Your terror becomes a project. Your pain becomes a task. Your survival becomes your responsibility alone. And what if you don't survive?

The pain in life isn’t handed out evenly or fairly. Many people hear this and think, I’ve been through things too. I get it. And they have suffered, their pain is real and it matters. But not all suffering functions the same way. Some pain disrupts life. Some pain dismantles the nervous system. Some pain still leaves room to imagine a future. Some pain takes that capacity away entirely. When those differences are ignored, care turns into pressure, and empathy turns into expectation.

What makes this unbearable is the fear underneath it all; that after everything I’ve tried, this is as good as it gets. That I’ve done the therapy, the medication, the work, the effort people keep insisting will lead somewhere, and instead of getting better, I’ve collapsed into the lowest point of my life. Words about healing start to feel less like hope and more like a condition I’m expected to meet, a standard I’m quietly being measured against. Like if I can’t recover in the right way, on the right timeline, people will eventually shrug and move on. Like if I can’t do this, I’ll be left behind, not out of cruelty, but quiet resignation. That possibility of failing at healing after giving everything I had, and losing people because of it is terrifying. And it makes the whole thing feel impossible to survive, let alone perform.
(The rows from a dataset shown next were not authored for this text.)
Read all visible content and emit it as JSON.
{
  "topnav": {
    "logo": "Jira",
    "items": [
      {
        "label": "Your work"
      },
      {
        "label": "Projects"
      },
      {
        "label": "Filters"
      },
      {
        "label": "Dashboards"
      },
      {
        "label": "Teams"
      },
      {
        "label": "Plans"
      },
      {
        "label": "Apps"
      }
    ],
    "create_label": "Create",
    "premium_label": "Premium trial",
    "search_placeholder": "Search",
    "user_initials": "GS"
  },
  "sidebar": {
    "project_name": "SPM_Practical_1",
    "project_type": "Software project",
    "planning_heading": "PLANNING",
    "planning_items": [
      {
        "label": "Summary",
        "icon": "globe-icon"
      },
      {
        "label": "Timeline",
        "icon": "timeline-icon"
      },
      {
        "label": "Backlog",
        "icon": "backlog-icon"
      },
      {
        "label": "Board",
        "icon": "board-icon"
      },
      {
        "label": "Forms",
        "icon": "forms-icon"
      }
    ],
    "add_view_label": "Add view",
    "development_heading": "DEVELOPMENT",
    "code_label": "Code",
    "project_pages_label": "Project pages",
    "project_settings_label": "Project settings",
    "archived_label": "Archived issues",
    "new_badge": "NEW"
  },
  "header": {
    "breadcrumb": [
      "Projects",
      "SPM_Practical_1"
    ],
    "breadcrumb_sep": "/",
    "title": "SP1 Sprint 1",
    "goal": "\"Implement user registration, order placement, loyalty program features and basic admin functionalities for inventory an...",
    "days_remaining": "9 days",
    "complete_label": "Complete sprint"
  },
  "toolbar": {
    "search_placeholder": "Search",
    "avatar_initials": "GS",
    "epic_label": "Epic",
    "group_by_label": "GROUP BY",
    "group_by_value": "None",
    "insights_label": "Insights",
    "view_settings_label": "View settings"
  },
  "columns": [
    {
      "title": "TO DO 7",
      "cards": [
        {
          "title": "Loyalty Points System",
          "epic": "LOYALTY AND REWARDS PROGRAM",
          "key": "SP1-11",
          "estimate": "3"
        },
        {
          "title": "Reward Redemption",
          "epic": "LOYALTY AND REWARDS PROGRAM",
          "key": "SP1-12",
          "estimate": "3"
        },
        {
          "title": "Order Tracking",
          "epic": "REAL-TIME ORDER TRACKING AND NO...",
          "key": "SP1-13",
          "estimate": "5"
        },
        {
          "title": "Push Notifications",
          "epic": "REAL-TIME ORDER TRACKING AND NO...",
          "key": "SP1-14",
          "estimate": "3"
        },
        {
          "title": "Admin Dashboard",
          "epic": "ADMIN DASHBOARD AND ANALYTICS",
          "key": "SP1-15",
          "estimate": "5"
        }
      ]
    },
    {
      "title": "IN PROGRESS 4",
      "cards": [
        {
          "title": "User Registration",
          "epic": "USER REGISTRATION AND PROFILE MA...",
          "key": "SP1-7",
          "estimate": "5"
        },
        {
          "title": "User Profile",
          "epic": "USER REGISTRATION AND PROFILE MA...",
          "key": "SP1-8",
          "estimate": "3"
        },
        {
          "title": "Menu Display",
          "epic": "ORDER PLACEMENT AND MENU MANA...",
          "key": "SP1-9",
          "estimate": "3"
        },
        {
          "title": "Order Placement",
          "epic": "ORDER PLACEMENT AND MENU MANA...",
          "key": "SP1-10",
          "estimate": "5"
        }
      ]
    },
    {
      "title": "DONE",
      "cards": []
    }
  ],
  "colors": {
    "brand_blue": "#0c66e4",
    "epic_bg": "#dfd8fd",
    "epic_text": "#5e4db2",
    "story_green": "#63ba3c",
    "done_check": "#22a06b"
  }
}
I’m not asking people to become therapists. I’m not asking for perfect words or flawless responses. What I’m asking for, especially right now, is something much simpler. Acknowledgment. Softness. Presence. Fewer interpretations. Less fixing. I’m extremely raw, and things land directly on exposed nerve. Words that might roll off someone else can hurt me right now. I’m not asking for special handling, I’m asking not to be hurt while I’m already hurting.

When someone is burning, they don’t need motivation. They don’t need perspective. They don’t need to be told it will be worth it. They need someone close enough to feel the heat and say,

I’m here.

If you broke a bone in front of them, no one would say “push through.” They’d call for help. They’d stay.

If you want to help someone in collapse, don’t time them. Don’t coach them. Don’t turn their survival into a lesson.

Stay close.
Be quiet.
Let them not be alone.

Understand we don't know if we will make it to the other side. 

"People heal from trauma through new, supportive experiences, not willpower or insight alone. Trauma teaches the nervous system that it isn’t safe and that support will fail, which is why support matters not as advice, but as presence; someone staying when you expect them to leave, truth met without punishment, overwhelm met without pressure, pain believed without proof, rest allowed without being judged or fixed. These moments become corrective experiences, slowly giving the body evidence that this time is different, and over time allowing the nervous system to stand down because the person is no longer surviving alone."